Welcome to MT, Walt!


----------



## stone_dragone (May 17, 2006)

If Chuck Norris were here, he'd say "Hello".

And by "Say 'Hello'" I mean he'd roundhouse kick you in the head, but he'd do it with a warm smile.

Welcome


----------



## Tames D (May 17, 2006)

Welcome Walt. I fairly new here myself and it's a great forum. Be safe over there!


----------



## bobster_ice (May 17, 2006)

Hey Walt, welcome to MT!!


----------



## tshadowchaser (May 17, 2006)

Welcome to the forum and be safe over there


----------



## eismann31 (May 17, 2006)

Hey Walt, welcome!!!


----------



## Kacey (May 17, 2006)

Welcome, and happy posting!   I hope your tour is safe - I have a former student who served in Iraq (former because his night shift job means he can't make any of the available class times, now that he's back) who had some really interesting stories... like the picture of the foot long scorpion... eeuuewww...


----------



## Rick Wade (May 18, 2006)

Aloha and welcome to the boards.  Happy posting.

V/R

Rick


----------



## Swordlady (May 18, 2006)

Welcome to MT!  Thanks for your service to your country, and be safe.


----------



## HKphooey (May 18, 2006)

Welcome to MT.  Happy posting

Watch your 6!


----------



## Jade Tigress (May 19, 2006)

Welcome to Martial Talk ~ Happy Posting


----------



## green meanie (May 19, 2006)

Your service is deeply appreciated.
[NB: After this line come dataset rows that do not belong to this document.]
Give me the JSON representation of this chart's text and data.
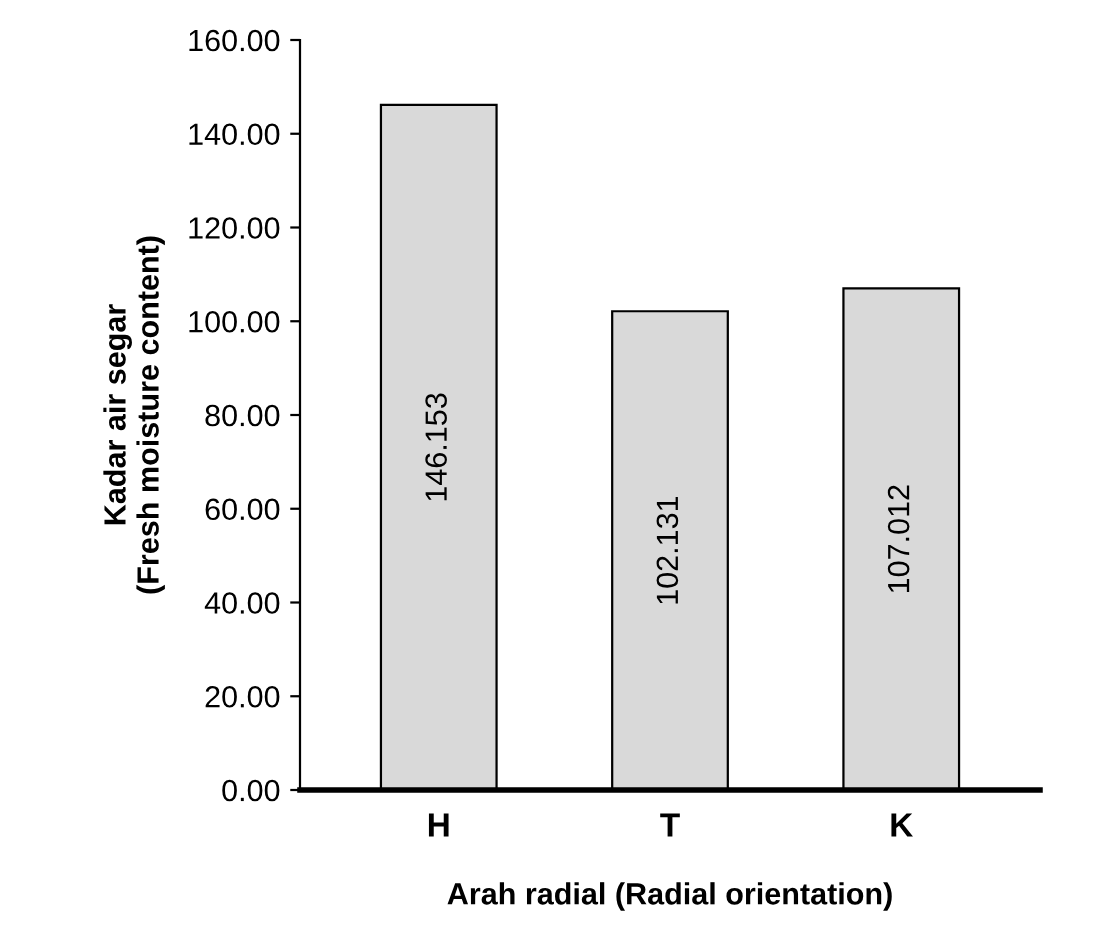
{
  "chart_data": {
    "type": "bar",
    "xlabel": "Arah radial (Radial orientation)",
    "ylabel": "Kadar air segar\n(Fresh moisture content)",
    "categories": [
      "H",
      "T",
      "K"
    ],
    "values": [
      146.153,
      102.131,
      107.012
    ],
    "value_labels": [
      "146.153",
      "102.131",
      "107.012"
    ],
    "color": "#d9d9d9",
    "ylim": [
      0,
      160
    ],
    "yticks": [
      {
        "value": 0,
        "label": "0.00"
      },
      {
        "value": 20,
        "label": "20.00"
      },
      {
        "value": 40,
        "label": "40.00"
      },
      {
        "value": 60,
        "label": "60.00"
      },
      {
        "value": 80,
        "label": "80.00"
      },
      {
        "value": 100,
        "label": "100.00"
      },
      {
        "value": 120,
        "label": "120.00"
      },
      {
        "value": 140,
        "label": "140.00"
      },
      {
        "value": 160,
        "label": "160.00"
      }
    ],
    "grid": false,
    "legend": false
  }
}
Welcome aboard! :asian:


----------



## bluemtn (May 20, 2006)

Welcome to Martial talk, Walt!  Happy posting!


----------



## kelly keltner (May 21, 2006)

welcome


----------



## still learning (May 23, 2006)

Hello, Welcome and enjoy the sites.......Aloha


----------



## Raewyn (May 24, 2006)

Welcome to MT.  Look forward to your posts


----------



## KenpoTess (May 24, 2006)

Good to have you here 

Welcome and Enjoy~!

~Tess


----------



## matt.m (May 24, 2006)

Welcome Walt,

Also and more importantly Semper Fi from a Jarhead from the mid nineties.  Hats off to you bub.  Do us proud.

Semper Fi and Hoshin,

Matt


----------



## Bob Hubbard (May 24, 2006)

Welcome!


----------



## Cyber Ninja (May 24, 2006)

Welcome FNG... What branch of the armed forces are you in? Take care while deployed...be safe and come home soon!


----------



## OnlyAnEgg (May 25, 2006)

Welcome to MT, Walt!


----------